Un texte restrictif adopté en commission
La commission des affaires sociales du Sénat a réécrit, mercredi 7 janvier, la proposition de loi sur le « droit à l'aide à mourir », rebaptisée « assistance médicale à mourir » pour en limiter l'accès. Une décision qui suscite des critiques de la part des associations de défense des droits des patients, alors que le gouvernement promet d'aller « au bout du travail législatif ».
Un durcissement des critères
Les sénateurs ont amendé le texte voté en mai 2025 par l'Assemblée nationale, qui prévoyait un accès élargi à l'aide active à mourir pour les malades en fin de vie. Le critère du « pronostic vital engagé » a été maintenu, mais sans précision sur l'espérance de vie restante, ce qui pourrait exclure des patients souffrant de pathologies chroniques dévastatrices.

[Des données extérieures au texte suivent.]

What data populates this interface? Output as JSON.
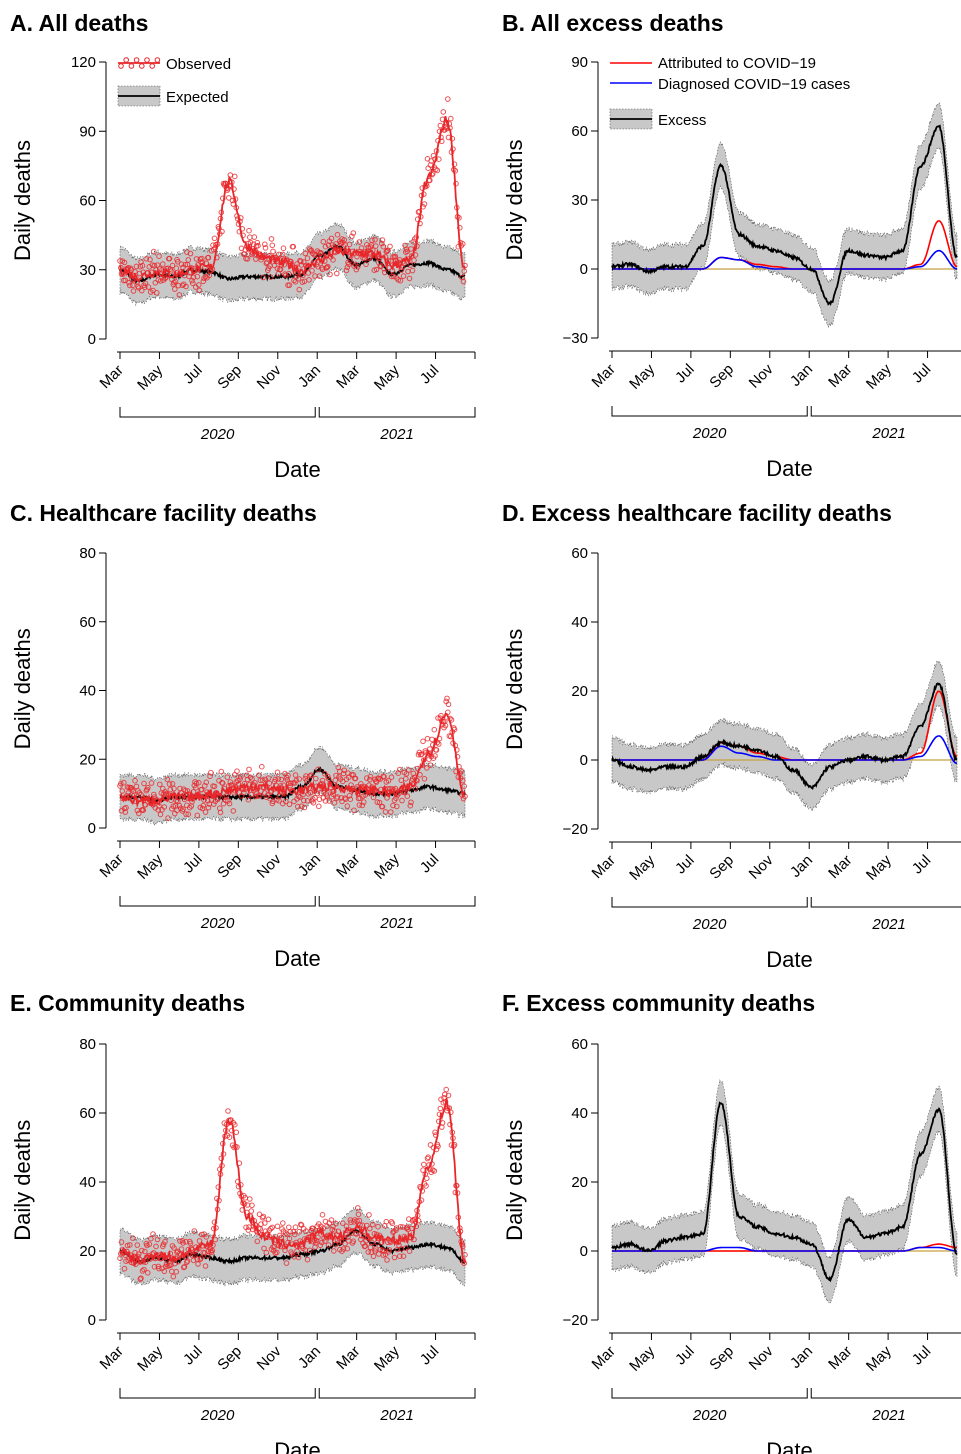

« Cette réécriture est une victoire pour les conservateurs », dénonce Jean-Luc Mélenchon, qui accuse le Sénat d'avoir cédé aux pressions de la droite et de l'extrême droite.
Un marathon parlementaire sous haute tension
Les deux textes révisés – celui sur l'aide à mourir et celui sur l'égal accès aux soins palliatifs – seront examinés en séance au Palais du Luxembourg du 20 au 28 janvier. Emmanuel Macron a réaffirmé sa volonté d'aboutir à une loi en 2026, citant la « fin de vie dans la dignité » comme un « grand chantier » de son quinquennat.
Pourtant, le processus législatif s'annonce laborieux : une seconde lecture dans chaque chambre, puis, en cas d'échec, une commission mixte paritaire et un dernier vote à l'Assemblée nationale. « Nous irons au bout du travail législatif », a promis le chef de l'État, mais les divisions politiques pourraient retarder l'adoption définitive.
La gauche accuse le gouvernement de recul
Les partis de gauche dénoncent un recul par rapport aux engagements initiaux du gouvernement.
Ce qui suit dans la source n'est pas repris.